In 2008, the year after the alleged assault, Faber got an email promoting Fain’s appearance on TV in support of a local ballot measure. She forwarded the email to a friend and wrote, “This is the guy who date-raped me a year and a half ago,” according to an email she showed to The Seattle Times.

Friends say Faber told them in 2015 and 2016 that she had been raped in 2007. One told The Seattle Times that Faber said a “state legislator” raped her. The other said Faber named Fain.

Faber also told her parents and UW colleagues that Fain raped her, according to KUOW. Faber’s account of the alleged rape to The Seattle Times and KUOW is consistent with online writings she published in 2013 and June of this year.

Faber, 35, grew up in Federal Way and attended the University of Washington before getting a master’s degree from Georgetown University in May 2007. She worked as a foreign-service officer and later in Seattle’s Information Technology Department. She has been a guest faculty member in the UW Information School for the past two years.

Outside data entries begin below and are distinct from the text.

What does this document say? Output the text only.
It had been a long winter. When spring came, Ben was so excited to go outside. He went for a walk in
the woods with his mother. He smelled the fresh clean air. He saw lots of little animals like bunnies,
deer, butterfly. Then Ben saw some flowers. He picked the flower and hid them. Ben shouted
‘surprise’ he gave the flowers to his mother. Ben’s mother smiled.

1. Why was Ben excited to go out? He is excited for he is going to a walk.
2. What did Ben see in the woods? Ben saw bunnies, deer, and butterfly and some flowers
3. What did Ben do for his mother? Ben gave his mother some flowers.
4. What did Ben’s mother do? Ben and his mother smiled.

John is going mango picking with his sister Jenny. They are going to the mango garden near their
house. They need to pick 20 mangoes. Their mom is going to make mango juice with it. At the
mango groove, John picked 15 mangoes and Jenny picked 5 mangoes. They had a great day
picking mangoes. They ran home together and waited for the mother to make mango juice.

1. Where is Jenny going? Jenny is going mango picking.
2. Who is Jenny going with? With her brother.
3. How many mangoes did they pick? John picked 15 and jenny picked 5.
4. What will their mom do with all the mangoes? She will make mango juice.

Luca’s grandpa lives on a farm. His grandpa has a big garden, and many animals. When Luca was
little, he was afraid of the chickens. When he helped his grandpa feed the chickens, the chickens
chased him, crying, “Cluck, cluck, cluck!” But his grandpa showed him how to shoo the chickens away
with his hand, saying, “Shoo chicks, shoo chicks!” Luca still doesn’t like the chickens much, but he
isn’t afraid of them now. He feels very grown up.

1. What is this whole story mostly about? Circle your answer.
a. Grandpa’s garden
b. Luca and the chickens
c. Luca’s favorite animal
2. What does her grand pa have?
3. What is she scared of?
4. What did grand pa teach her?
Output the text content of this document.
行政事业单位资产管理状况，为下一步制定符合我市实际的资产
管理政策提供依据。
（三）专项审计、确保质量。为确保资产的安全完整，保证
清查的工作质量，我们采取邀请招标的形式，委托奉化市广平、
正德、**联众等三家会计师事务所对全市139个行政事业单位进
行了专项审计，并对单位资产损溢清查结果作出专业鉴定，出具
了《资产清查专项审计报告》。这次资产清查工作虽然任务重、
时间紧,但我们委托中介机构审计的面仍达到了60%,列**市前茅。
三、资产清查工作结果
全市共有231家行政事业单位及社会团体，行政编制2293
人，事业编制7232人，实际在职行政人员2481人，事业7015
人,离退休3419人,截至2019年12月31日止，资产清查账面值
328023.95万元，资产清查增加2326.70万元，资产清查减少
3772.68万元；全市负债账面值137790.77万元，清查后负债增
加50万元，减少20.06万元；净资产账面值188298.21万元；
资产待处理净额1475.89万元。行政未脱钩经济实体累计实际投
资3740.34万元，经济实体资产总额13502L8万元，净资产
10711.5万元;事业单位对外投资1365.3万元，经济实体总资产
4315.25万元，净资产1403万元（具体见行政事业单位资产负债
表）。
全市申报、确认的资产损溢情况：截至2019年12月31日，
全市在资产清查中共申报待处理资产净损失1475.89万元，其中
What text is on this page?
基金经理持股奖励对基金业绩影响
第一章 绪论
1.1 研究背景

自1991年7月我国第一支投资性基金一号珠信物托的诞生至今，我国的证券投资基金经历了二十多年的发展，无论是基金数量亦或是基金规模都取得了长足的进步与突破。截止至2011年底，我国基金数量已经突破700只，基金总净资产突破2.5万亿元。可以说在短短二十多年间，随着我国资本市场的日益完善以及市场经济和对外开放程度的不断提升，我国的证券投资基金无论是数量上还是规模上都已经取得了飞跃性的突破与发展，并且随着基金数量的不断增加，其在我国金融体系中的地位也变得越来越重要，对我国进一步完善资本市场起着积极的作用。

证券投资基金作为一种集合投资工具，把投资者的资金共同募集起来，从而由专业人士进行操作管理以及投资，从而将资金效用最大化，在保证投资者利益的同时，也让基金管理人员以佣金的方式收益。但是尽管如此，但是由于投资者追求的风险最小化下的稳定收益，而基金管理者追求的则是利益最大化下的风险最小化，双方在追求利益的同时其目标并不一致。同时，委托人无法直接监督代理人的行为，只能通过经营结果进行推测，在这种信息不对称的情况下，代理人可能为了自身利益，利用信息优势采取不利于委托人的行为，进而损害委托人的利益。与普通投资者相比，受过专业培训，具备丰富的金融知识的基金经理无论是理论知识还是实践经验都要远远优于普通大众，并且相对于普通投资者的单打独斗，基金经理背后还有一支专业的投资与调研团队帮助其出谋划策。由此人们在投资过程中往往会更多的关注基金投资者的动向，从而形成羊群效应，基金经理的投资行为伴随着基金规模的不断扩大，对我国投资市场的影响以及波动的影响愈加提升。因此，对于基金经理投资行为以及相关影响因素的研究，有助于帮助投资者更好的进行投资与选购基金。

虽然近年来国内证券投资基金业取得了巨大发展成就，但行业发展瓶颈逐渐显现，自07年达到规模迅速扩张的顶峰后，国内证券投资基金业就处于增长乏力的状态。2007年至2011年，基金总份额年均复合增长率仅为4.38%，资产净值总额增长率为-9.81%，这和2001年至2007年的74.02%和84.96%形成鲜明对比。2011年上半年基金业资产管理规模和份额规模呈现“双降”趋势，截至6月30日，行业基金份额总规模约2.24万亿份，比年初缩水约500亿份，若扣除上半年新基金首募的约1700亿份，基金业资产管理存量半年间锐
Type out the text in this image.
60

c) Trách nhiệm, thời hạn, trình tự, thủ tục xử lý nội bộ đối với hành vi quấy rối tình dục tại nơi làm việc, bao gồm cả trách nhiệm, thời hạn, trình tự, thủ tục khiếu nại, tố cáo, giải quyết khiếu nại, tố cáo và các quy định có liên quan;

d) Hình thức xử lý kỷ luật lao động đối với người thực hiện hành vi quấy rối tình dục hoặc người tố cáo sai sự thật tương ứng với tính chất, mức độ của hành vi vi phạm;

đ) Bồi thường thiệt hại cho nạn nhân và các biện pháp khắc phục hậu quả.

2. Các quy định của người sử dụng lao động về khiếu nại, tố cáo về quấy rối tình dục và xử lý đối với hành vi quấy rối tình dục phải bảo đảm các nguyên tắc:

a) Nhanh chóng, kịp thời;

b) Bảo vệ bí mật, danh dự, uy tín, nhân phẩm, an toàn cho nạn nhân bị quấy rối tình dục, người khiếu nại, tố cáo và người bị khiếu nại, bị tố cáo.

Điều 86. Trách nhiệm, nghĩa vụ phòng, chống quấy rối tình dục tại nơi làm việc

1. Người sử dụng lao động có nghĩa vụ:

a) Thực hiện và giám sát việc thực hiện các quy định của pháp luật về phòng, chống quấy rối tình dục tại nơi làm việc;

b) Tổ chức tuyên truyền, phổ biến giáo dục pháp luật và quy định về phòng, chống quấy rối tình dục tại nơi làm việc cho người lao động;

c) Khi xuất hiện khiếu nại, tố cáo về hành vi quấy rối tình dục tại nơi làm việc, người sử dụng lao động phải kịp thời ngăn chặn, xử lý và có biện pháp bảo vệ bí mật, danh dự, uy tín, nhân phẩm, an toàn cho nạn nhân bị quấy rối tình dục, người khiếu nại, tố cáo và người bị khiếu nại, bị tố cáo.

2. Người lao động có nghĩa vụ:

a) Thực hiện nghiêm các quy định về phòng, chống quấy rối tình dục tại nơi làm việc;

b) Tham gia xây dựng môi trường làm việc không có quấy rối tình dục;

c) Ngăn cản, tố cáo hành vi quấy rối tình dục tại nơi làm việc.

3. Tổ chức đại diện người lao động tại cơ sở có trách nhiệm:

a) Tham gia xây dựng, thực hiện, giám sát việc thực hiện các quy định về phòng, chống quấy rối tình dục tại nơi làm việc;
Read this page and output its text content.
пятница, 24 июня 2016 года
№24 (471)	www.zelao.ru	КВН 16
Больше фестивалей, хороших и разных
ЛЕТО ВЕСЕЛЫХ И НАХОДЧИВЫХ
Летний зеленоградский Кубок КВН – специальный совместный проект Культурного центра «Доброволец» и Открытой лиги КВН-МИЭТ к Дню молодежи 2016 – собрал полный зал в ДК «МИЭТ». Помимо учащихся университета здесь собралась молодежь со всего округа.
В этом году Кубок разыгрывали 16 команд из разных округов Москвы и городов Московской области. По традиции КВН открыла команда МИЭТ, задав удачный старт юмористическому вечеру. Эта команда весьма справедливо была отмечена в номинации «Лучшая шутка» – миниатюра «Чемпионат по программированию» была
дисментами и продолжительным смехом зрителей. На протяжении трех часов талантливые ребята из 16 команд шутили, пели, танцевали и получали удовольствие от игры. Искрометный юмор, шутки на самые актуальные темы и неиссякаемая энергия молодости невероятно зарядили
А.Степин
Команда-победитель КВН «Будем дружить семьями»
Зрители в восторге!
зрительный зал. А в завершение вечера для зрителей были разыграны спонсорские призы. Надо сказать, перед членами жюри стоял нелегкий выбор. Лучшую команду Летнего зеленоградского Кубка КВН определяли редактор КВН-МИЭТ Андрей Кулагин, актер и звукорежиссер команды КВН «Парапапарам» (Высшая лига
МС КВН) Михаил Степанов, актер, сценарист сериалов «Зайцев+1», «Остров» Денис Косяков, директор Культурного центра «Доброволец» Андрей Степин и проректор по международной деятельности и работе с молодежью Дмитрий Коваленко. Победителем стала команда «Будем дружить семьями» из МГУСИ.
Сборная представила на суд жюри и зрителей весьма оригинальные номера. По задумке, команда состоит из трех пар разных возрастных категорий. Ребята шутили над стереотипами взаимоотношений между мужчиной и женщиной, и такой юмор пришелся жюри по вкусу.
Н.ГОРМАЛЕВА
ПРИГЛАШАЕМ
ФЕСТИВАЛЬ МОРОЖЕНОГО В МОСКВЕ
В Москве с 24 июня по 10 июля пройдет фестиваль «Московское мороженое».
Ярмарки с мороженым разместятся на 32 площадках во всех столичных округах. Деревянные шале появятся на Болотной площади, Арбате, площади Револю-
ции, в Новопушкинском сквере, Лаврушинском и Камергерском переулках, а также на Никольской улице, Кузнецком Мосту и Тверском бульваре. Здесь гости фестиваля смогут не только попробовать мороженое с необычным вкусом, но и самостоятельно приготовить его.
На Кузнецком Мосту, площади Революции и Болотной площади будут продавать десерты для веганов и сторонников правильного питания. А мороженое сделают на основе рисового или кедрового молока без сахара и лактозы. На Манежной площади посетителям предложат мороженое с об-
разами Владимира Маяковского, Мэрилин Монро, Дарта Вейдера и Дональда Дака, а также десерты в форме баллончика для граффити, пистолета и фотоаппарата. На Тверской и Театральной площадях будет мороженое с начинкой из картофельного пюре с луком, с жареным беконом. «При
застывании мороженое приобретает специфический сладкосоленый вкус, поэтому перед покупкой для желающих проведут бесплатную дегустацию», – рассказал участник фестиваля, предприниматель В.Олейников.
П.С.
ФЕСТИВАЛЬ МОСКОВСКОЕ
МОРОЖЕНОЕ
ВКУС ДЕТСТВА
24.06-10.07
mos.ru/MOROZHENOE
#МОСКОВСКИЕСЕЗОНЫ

In 2017, Faber was diagnosed with acute psychosis with a marked stressor, and left her city job. She said the rape contributed but was not the sole factor. “Acknowledging what happened to me instead of trying to hide it or bury it has been essential to trying to recover from trauma,” she said.

Faber said she does not plan to seek charges or file a lawsuit but would cooperate in any investigation.

Silence is part of what allows sexual violence to continue, she said. “So I’m not going to be silent. Period. I’m not going to. That’s it. That’s my agenda.”